— …Это было все вместе и красиво, и живописно, и серьезно, и забавно. И вдруг вдали показалась толпа молодых баб, шедших с песнями, с хохотом по ровной тропинке. У меня мелькнула в голове эта картина в музыкальной форме, и сама собою неожиданно сложилась первая «шагающая вверх и вниз» мелодия a la Bach: веселые, смеющиеся бабенки представились мне в виде мелодии, из которой я потом сделал среднюю часть, или trio. Но все это — in modo classico, сообразно с тогдашними моими музыкальными занятиями.
Однажды художник Суриков увидит черную галку на белом снегу. И воображение нарисует картину, которую он перенесет на полотно: снег, толпа людей, в середине — сани, в них — боярыня Морозова со страстным словом на устах. В поднятой руке запечатлен символ старой веры — двоеперстие.
У Мусоргского зрительное впечатление часто предшествует музыке. Так будет во многих вокальных произведениях, так появятся на свет и «Картинки с выставки», и многие фортепианные пьесы — будь то «Швея», «Гурзуф» или «Байдары». Интермеццо си минор Мусоргского «угловатостью» темы может напомнить Баха (хотя бы его си-минорный концерт для клавесина с оркестром), но движение мелодии, ее тяжесть и «замедленность» — совершенно своеобычные. А уж «бабы с платочками» — это совсем русское, разве что некоторые «обороты» отдаленно напомнят «пасторальные» эпизоды из музыки Бетховена.

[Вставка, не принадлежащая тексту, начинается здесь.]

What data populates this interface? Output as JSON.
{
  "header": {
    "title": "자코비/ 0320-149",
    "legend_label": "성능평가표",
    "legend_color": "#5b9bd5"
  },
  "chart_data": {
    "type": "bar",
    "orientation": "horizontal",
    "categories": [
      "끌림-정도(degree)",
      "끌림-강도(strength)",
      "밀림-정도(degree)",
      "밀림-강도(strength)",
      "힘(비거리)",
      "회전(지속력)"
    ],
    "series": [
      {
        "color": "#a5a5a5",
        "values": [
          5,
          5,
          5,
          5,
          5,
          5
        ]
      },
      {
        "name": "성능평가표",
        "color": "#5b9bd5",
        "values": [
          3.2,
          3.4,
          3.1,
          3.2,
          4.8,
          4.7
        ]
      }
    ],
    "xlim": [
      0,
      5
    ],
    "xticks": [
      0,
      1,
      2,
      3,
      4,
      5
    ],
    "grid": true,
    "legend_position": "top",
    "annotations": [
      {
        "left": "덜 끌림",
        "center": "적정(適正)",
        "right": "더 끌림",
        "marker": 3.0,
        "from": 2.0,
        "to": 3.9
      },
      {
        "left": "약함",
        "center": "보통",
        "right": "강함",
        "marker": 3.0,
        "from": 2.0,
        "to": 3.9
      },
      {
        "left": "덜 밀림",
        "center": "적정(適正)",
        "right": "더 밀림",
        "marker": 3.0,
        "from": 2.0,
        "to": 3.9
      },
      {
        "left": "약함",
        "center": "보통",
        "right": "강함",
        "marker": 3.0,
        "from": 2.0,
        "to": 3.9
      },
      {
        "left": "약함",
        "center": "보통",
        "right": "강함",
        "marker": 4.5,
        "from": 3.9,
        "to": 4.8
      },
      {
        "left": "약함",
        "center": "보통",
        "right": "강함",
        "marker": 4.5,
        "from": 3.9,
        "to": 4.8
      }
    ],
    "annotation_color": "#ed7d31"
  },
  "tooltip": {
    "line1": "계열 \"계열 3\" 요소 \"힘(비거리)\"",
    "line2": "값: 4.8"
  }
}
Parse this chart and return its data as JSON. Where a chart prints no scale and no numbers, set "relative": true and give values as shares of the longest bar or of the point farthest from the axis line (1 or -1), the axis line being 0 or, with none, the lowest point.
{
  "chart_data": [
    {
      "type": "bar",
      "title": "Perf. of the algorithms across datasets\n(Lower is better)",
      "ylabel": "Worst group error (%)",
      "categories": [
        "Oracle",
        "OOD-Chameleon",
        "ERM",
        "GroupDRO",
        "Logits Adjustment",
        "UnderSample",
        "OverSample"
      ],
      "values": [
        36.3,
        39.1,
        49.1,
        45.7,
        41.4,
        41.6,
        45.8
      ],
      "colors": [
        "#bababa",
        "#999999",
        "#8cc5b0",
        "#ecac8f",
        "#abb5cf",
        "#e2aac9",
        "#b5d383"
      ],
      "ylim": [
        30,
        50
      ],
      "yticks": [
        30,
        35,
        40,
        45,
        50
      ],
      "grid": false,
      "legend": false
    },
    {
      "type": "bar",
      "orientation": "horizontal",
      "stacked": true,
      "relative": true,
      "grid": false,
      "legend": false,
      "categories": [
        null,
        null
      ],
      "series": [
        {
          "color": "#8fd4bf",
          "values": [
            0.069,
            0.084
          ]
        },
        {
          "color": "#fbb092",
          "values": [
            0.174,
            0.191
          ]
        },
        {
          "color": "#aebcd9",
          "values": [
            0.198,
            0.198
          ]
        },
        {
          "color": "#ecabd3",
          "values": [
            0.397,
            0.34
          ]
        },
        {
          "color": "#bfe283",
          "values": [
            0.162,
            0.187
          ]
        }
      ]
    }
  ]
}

Интермеццо «в классическом духе» появится лишь через год, да еще и в усеченном виде. Средняя часть затвердеет в нотах много позднее. Но увиденное и — внутренним ухом — услышанное скоро начнет воплощаться в жизни.
В марте 1862-го он живет в селе Волок Холмского уезда Псковской губернии. Мать ли Модеста Петровича, сами ли братья Мусоргские списались с дальними родственниками? Покойный Лука Иванович Кушелев был как-то связан с Чириковыми. Его вдова, Наталия Егоровна, захотела детей своих приохотить к роялю [32]. От Карева до Волока было не так уж далеко, и молодой музыкант оказался весьма кстати. Кажется, Мусоргский — даже и в то время человек с весьма скромными средствами, но никогда не стремившийся зарабатывать игрой на фортепиано, — все-таки получал от хозяйки за уроки какую-то плату. По крайней мере, он с Балакиревым смог помочь деньгами двум мальчишкам (событие почти непроницаемое для истории), чтобы дать им возможность учиться. Эхо благородного поступка прозвучит в одном из писем к Милию: «Эти мальчики легко и ясно примут впечатления. Ведь надо себе представить — чего, чего не натыкают профессора в молодую голову и чего не переломает эта голова, прежде чем окажется способной выбросить ненужное и остаться при необходимом».
Жизнь в Волоке — снег, мороз, ветер. Он встает в восемь, ложится в одиннадцать. Балакиреву в письме поясняет:
«Жду с нетерпением весны — начать лечение, — пора взяться за ум, полно небо коптить, надо работать, надо дело делать, а делать его можно в нормальном настроении духа, в лихорадочном можно только трястись, да фантазировать и тратить силы понапрасну».
Дом стоял у реки Сережи, на крутом берегу. Когда придет весна, он окажется отрезанным от остального мира из-за распутицы. Пока композитор сам ищет уединения. Дети хозяйки «тыкают пальцами», подбирая аккорды, их учитель пытается начать новую жизнь. И письмо к Милию иной раз может напомнить исповедь:
«Когда меняешь обстановку и окружающую среду, — освежаешься; прошлое очищается, становится рельефнее, и тогда смело разбирай прожитое. Попавши, вследствие отъезда в деревню, в такое положение — я вижу, что хотя от дела не бегал, но делал по российской лености мало; к таланту своему особенного доверия не имею, хотя и не сомневаюсь в нем, а потому
Частый собеседник Мусоргского — воспитатель детей хозяйки, «горячий пруссак», — как он заочно отрекомендовал его Балакиреву, — «светлая и развитая голова, господин чрезвычайно энергичный и деятельный». Немец уверяет Мусоргского, что «полудремота» Модеста Петровича — от застоя крови, вытаскивает композитора на прогулки, и недавно зазвучавшее в сознании «Интермеццо», еще не записанное нотами, уже воплощается въяве: они таскаются по сугробам «по пояс в снегу». Воспитатель оказался и неплохим музыкантом. Мусоргского он «потчует фужками Баха», одна из которых «купно с прелюдом» вызывает в нем исключительно приятное чувство.